5 Beëdiging van de heer Alkaya (SP)

Aan de orde is de beëdiging van de heer M.Ö. Alkaya (SP).

De voorzitter:

Ik geef het woord aan mevrouw Leijten tot het uitbrengen van verslag namens de commissie voor het onderzoek van de Geloofsbrieven.

Mevrouw Leijten, voorzitter der commissie:

Het is vandaag extra leuk om voorzitter te zijn van deze commissie!

De commissie voor het onderzoek van de Geloofsbrieven heeft de stukken onderzocht die betrekking hebben op de heer M.Ö. Alkaya te Amsterdam.

De commissie is tot de conclusie gekomen dat hij terecht benoemd is verklaard tot lid van de Tweede Kamer der Staten-Generaal.

De commissie stelt u daarom voor hem toe te laten als lid van de Kamer. Hij dient daarvoor wel eerst de verklaringen en de beloften af te leggen zoals die zijn voorgeschreven bij de Wet beëdiging ministers en leden Staten-Generaal van 27 februari 1992, Staatsblad nr. 120.

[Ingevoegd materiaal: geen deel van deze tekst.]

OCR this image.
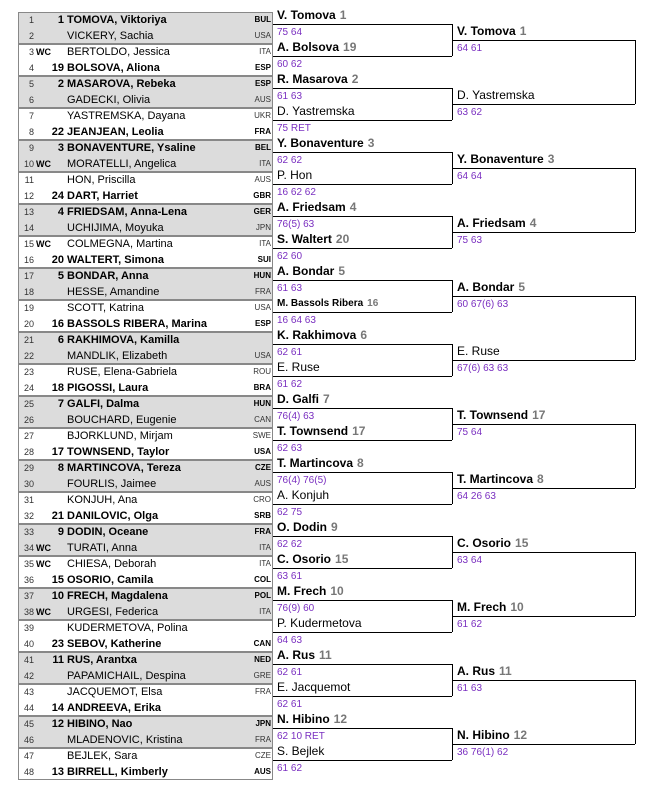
1	1 TOMOVA, Viktoriya	BUL
2	VICKERY, Sachia	USA
3 WC BERTOLDO, Jessica	ITA
4	19 BOLSOVA, Aliona	ESP
5	2 MASAROVA, Rebeka	ESP
6	GADECKI, Olivia	AUS
7	YASTREMSKA, Dayana	UKR
8	22 JEANJEAN, Leolia	FRA
9	3 BONAVENTURE, Ysaline	BEL
10 WC MORATELLI, Angelica	ITA
11	HON, Priscilla	AUS
12	24 DART, Harriet	GBR
13	4 FRIEDSAM, Anna-Lena	GER
14	UCHIJIMA, Moyuka	JPN
15 WC COLMEGNA, Martina	ITA
16	20 WALTERT, Simona	SUI
17	5 BONDAR, Anna	HUN
18	HESSE, Amandine	FRA
19	SCOTT, Katrina	USA
20	16 BASSOLS RIBERA, Marina	ESP
21	6 RAKHIMOVA, Kamilla
22	MANDLIK, Elizabeth	USA
23	RUSE, Elena-Gabriela	ROU
24	18 PIGOSSI, Laura	BRA
25	7 GALFI, Dalma	HUN
26	BOUCHARD, Eugenie	CAN
27	BJORKLUND, Mirjam	SWE
28	17 TOWNSEND, Taylor	USA
29	8 MARTINCOVA, Tereza	CZE
30	FOURLIS, Jaimee	AUS
31	KONJUH, Ana	CRO
32	21 DANILOVIC, Olga	SRB
33	9 DODIN, Oceane	FRA
34 WC TURATI, Anna	ITA
35 WC CHIESA, Deborah	ITA
36	15 OSORIO, Camila	COL
37	10 FRECH, Magdalena	POL
38 WC URGESI, Federica	ITA
39	KUDERMETOVA, Polina
40	23 SEBOV, Katherine	CAN
41	11 RUS, Arantxa	NED
42	PAPAMICHAIL, Despina	GRE
43	JACQUEMOT, Elsa	FRA
44	14 ANDREEVA, Erika
45	12 HIBINO, Nao	JPN
46	MLADENOVIC, Kristina	FRA
47	BEJLEK, Sara	CZE
48	13 BIRRELL, Kimberly	AUS
V. Tomova 1
75 64
A. Bolsova 19
60 62
R. Masarova 2
61 63
D. Yastremska
75 RET
Y. Bonaventure 3
62 62
P. Hon
16 62 62
A. Friedsam 4
76(5) 63
S. Waltert 20
62 60
A. Bondar 5
61 63
M. Bassols Ribera 16
16 64 63
K. Rakhimova 6
62 61
E. Ruse
61 62
D. Galfi 7
76(4) 63
T. Townsend 17
62 63
T. Martincova 8
76(4) 76(5)
A. Konjuh
62 75
O. Dodin 9
62 62
C. Osorio 15
63 61
M. Frech 10
76(9) 60
P. Kudermetova
64 63
A. Rus 11
62 61
E. Jacquemot
62 61
N. Hibino 12
62 10 RET
S. Bejlek
61 62
V. Tomova 1
64 61
D. Yastremska
63 62
Y. Bonaventure 3
64 64
A. Friedsam 4
75 63
A. Bondar 5
60 67(6) 63
E. Ruse
67(6) 63 63
T. Townsend 17
75 64
T. Martincova 8
64 26 63
C. Osorio 15
63 64
M. Frech 10
61 62
A. Rus 11
61 63
N. Hibino 12
36 76(1) 62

De commissie verzoekt u tot slot om de Kamer voor te stellen het volledige rapport in de Handelingen op te nemen.

De voorzitter:

Ik dank de commissie voor haar verslag en stel voor dienovereenkomstig te besluiten.

Daartoe wordt besloten.

(Het rapport is opgenomen aan het eind van deze editie.)

De voorzitter:

Ik verzoek de leden en de overige aanwezigen, ook op de publieke tribune, om als het kan te gaan staan.

De heer Alkaya is in het gebouw der Kamer aanwezig om de voorgeschreven verklaringen en beloften af te leggen. Ik verzoek de griffier hem binnen te leiden.

Nadat de heer Alkaya door de griffier is binnengeleid, legt hij in handen van de voorzitter de bij de wet voorgeschreven verklaringen en beloften af.

De voorzitter:

Ik wens u van harte geluk met het lidmaatschap van onze Kamer. Ik heb de eer om u als eerste te feliciteren. Van harte! Neem plaats in ons midden. Ik schors de vergadering voor enkele ogenblikken.

De vergadering wordt enkele ogenblikken geschorst.